Trends are fickle. Some of us remain haunted by that overpriced bottle of truffle oil that sits, untouched and dust-covered, in the back of our cupboards. But bowls, barring some sort of cataclysmic trend event, will never go out of style. This year, embrace the bowl.
To get you started, we've rounded up five of our favorite one-bowl recipes:
Rye Berries, Frisée, Sunchokes, Watermelon Radish, Brussels Sprouts and Cucumber Bowl with Rosemary-Date Vinaigrette
A great bowl for when you're in the mood for something that's simultaneously fresh, light and super-nourishing.

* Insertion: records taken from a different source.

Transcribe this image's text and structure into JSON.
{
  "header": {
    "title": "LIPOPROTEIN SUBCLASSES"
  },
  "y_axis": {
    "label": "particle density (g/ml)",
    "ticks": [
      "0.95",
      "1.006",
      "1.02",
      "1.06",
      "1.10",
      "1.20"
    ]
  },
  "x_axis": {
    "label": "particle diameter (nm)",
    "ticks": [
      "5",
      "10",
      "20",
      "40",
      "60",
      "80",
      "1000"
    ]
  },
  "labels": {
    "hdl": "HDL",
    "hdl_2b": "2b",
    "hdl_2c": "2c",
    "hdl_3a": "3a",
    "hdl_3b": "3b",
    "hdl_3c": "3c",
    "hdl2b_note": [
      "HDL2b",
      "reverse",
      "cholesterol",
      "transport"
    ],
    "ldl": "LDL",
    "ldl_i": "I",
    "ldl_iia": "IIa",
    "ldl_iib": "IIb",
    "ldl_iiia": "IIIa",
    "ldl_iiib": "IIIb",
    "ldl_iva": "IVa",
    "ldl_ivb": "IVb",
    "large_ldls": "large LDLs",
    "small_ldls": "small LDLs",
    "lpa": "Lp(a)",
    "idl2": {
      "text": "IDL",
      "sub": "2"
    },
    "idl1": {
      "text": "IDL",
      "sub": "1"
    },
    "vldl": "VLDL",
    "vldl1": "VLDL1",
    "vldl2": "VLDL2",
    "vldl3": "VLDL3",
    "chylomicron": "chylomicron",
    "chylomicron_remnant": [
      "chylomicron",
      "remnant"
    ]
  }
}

Black Lentil Bowl with Fennel Celery Slaw, Sweet Potatoes, Romanesco, Turmeric Tahini, and Pistachios
This bowl is packed with vitamins A and C, potassium, iron and cholesterol-reducing lentils. Bonus: The turmeric adds natural anti-inflammatory properties.
Quinoa and Berry Breakfast Bowl
Fresh seasonal berries are the perfect topping for this creamy quinoa breakfast.
Crispy Tofu Bibimbap with Mustard Greens & Zucchini
Michael Natkin’s version of the Korean dish bibimbap—rice topped with a mix of pickled and cooked vegetables—forgoes the usual runny fried egg on top to be a delicious vegan dish.
Salmon Rice Bowl with Ginger-Lime Sauce
In Vietnam, palate-cleansing ginger is typically served with rich foods like duck. Here, a pungent ginger dipping sauce is paired with salmon, which is loaded with omega-3 fatty acids.